Pantanal Linhas Aéreas fleet
| Aircraft | Total | Years of operation | Notes |
|---|---|---|---|
| Embraer EMB 110 Bandeirante | 3 | 1993–1997 | Two leased from TAM Linhas Aéreas |
| Embraer EMB 120 Brasilia | 4 | 1993–1997 |  |
| Beechcraft 1900C | 1 | 1993–1994 |  |
| ATR 42-300 | 14 | 1993–2011 | One written off as flight 4763 |
| Airbus A319-100 | 2 | 2010–2013 | Leased from TAM Linhas Aéreas |
| Airbus A320-200 | 1 | 2010–2013 | Leased from TAM Linhas Aéreas |

== Airline affinity program ==
Between 2009 and 2013, Pantanal was part of TAM Fidelidade, the affinity program of TAM Linhas Aéreas.
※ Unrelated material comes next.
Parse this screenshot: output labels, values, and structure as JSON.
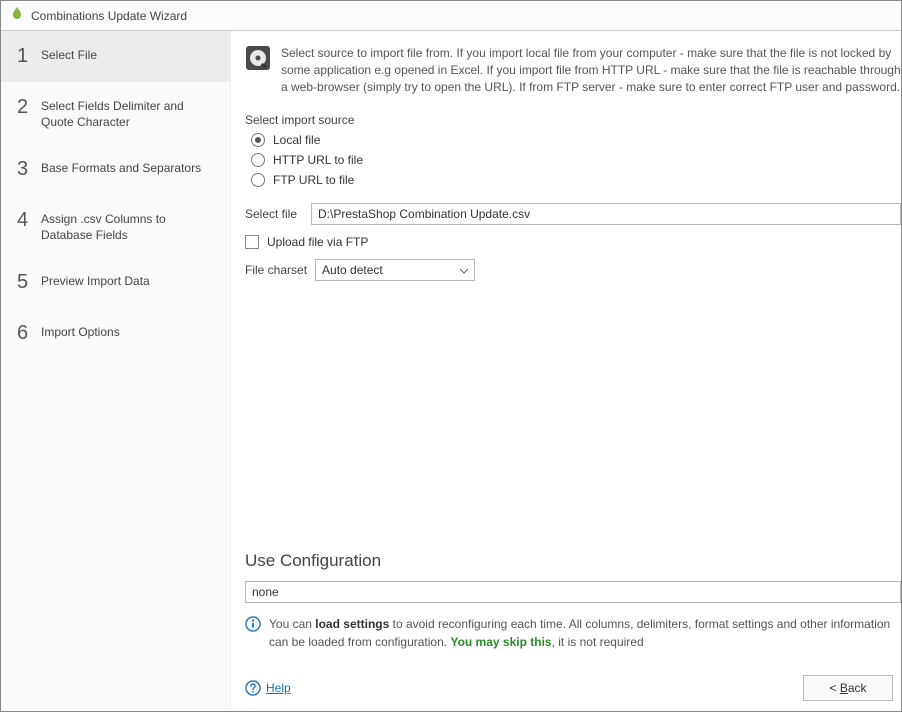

== Accidents and incidents ==
On July 16, 2007, Pantanal Linhas Aereas Flight 4763, an ATR 42-300, registration PT-MFK, skidded off runway 17R while landing at Sao Paulo-Congonhas Airport, veering to the left onto the grass beside it, destroying a concrete box and a light pole. The cause was determined to be poor weather (rainy conditions on approach) and a lack of grooves imprinted into the runways, resulting in the plane hydroplaning and unable to slow down. Just one day later, TAM Airlines Flight 3054 would crash on the same runway, killing 199 people, in what would be Brazil's worst aviation disaster.